Дэг Доутри удовлетворенно ухмыльнулся про себя, когда Майкл подбежал и принялся усердно и вдумчиво обнюхивать его брюки и уж, конечно, воспользовался случаем, чтобы при слабых вспышках трубки получше рассмотреть его великолепные стати.
— Ничего себе собачка, подходящая, — одобрительно проговорил он. — Скажу тебе, псина, что ты можешь получить приз на любой собачьей выставке. Вот только одно ухо у тебя подгуляло, но я, пожалуй, тебе его выглажу, а не я, так ветеринар.
Он небрежно положил руку на ухо Майкла и с какой-то чувственной нежностью принялся кончиками пальцев мять его в том месте, где оно берет начало из туго натянутой кожи. И Майклу это понравилось. Никогда еще рука человека не обходилась с его ухом так фамильярно и в то же время ласково. Прикосновения этих пальцев вызывали в нем чувство такого острого физического наслаждения, что он в знак признательности весь извивался и корчился.
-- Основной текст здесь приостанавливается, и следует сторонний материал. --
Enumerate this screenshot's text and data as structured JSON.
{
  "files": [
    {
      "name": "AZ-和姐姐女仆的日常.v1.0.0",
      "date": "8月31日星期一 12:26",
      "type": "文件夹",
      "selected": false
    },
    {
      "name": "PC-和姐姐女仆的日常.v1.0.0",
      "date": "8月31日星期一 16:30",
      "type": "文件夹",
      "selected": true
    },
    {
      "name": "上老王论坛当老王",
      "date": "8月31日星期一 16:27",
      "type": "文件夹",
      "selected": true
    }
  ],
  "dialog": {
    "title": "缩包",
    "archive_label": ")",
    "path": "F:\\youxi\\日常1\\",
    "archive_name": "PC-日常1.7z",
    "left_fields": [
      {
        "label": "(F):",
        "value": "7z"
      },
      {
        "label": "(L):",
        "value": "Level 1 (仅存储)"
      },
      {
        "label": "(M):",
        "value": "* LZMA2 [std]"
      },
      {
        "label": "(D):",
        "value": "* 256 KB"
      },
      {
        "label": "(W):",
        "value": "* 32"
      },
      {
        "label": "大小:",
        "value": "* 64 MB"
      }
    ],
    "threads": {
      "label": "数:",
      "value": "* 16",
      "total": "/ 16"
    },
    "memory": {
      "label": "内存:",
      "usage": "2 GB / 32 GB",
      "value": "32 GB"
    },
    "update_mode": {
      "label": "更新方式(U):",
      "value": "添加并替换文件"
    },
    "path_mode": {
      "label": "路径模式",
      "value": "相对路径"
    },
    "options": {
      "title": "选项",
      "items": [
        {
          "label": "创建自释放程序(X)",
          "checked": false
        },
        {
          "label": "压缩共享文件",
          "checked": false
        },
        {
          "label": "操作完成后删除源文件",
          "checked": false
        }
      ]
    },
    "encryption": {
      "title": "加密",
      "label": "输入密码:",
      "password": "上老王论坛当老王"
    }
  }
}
Затем ухо Майкла стали вытягивать снизу вверх, неторопливо, уверенно, и оно, скользя между пальцами, испытывало какой-то сладостный зуд. Это ощущение возникало то в одном, то в другом ухе, и при этом человек все время бормотал какие-то слова; Майкл не понимал их, но знал, что они обращены к нему.
— Голова превосходная, плоская, — решил Дэг Доутри, погладив Майкла, и зажег спичку. — И челюсти отличные, что угодно перегрызут; щеки тоже не впалые, но и не раздутые.
Он запустил руку в пасть Майкла — проверить, насколько у него крепкие и ровные зубы, смерил ширину его плеч, объем груди, потом опять зажег спичку и внимательно обследовал все четыре лапы.
— Черные-пречерные до самых когтей, — сказал Доутри, — на таких чистопородных лапах не бегала еще ни одна собака, и пальцы у тебя длинные и выпуклые, не слишком, а в самый раз — словом, все точно, как положено. Бьюсь об заклад, псина, что твои папаша с мамашей в свое время отхватили золотые медали.
Майкл уже начал было тяготиться таким подробным обследованием, но тут Доутри как раз и перестал ощупывать строение его бедер и крепость коленных суставов, а схватил хвост Майкла, чтобы своими чудодейственными пальцами проверить мускулы у его основания; сначала он провел ладонью по позвоночнику, продолжением которого является хвост, а потом начал ласково его крутить. Майкл, вне себя от восторга, бросался из стороны в сторону, по направлению ласкающей его руки. А человек внезапно, схватив собаку под брюхо, поднял ее на воздух. Но не успел Майкл испугаться, как уже опять стоял на земле.
— Двадцать шесть или двадцать семь фунтов, — уж во всяком случае побольше двадцати пяти, и я ставлю шиллинг против пенни, что в тебе со временем будет и все тридцать фунтов весу, — сообщил Майклу Дэг Доутри. — Ну и что дальше? А то, что многие знатоки очень даже ценят такой вес. Несколько лишних унций в крайности всегда можно сбавить тренировкой. У тебя, пес, стати прямо-таки великолепные. Сложение — как по заказу для бега, вес — для борьбы, и очесов нет на ногах.
Что и говорить, уважаемый мистер пес, вес у тебя правильный, а ухо тебе уж разгладит какой-нибудь почтенный собачий доктор. Бьюсь об заклад, что в Сиднее найдется не меньше сотни охотников раскошелиться фунтов на двадцать, а то и больше за право назвать тебя своим.